10. Compliance & Regulatory Basis
Regulatory Reference Application in NPA Lens
RBI Master Circular — IRAC Norms Core 90-day classification rules for non-agricultural accounts
RBI Circular on Agricultural Advances Crop-season NPA timelines; last disbursal & overdue date computation
RBI Provisioning Norms SS / D1 / D2 / D3 / Loss sub-classification with provisioning rates
RBI Wash Transaction Clarifications Contra and wash entry exclusion from genuine credit calculations
NABARD/SBLC Guidelines Agri account indicators (Crop Cycles), multicrop season interpretation
Disclaimer: NPA Lens is a decision-support tool. All classifications must be reviewed by a qualified CA or authorised bank official before use in official filings or regulatory submissions.
11. Conclusion & Future Roadmap
NPA Lens v8.0 automates NPA classification for Indian banks and auditors by merging AI reasoning with a coded RBI IRAC rule engine.
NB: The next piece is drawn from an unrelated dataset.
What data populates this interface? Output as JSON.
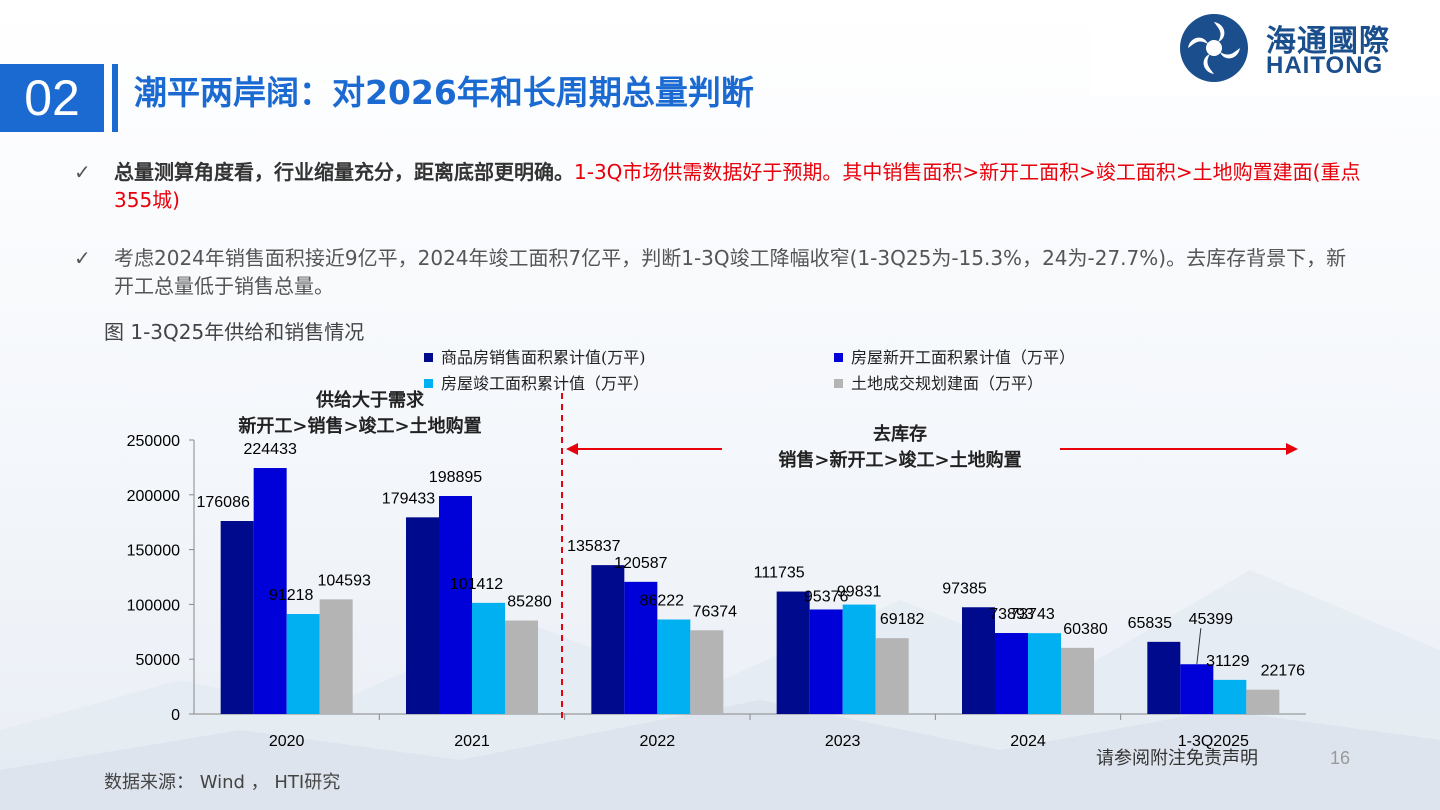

It converts days of manual auditing into minutes of error-free, traceable output.
Operational Growth: Moving toward direct Core Banking System (CBS) integration and specialized Agri-rule sets to eliminate manual data entry.
Proactive Credit Management: Shifting from retrospective reporting to Early Warning Signals (EWS) that flag stress before the 90-day default threshold.
Regulatory Signal: RBI's existing RBIA circular directives to larger UCBs and commercial banks have already laid the conceptual groundwork. Extension of these principles to asset quality prediction — from FY 2027–28 onwards — is widely anticipated by the Indian audit community.
Regulatory Future-Proofing: Architecting features for the RBI’s Risk-Based Internal Audit (RBIA) framework (effective April 2027), including behavioral risk scoring and predictive default analytics. (Built for today's IRAC obligations. Ready for tomorrow's RBIA mandate.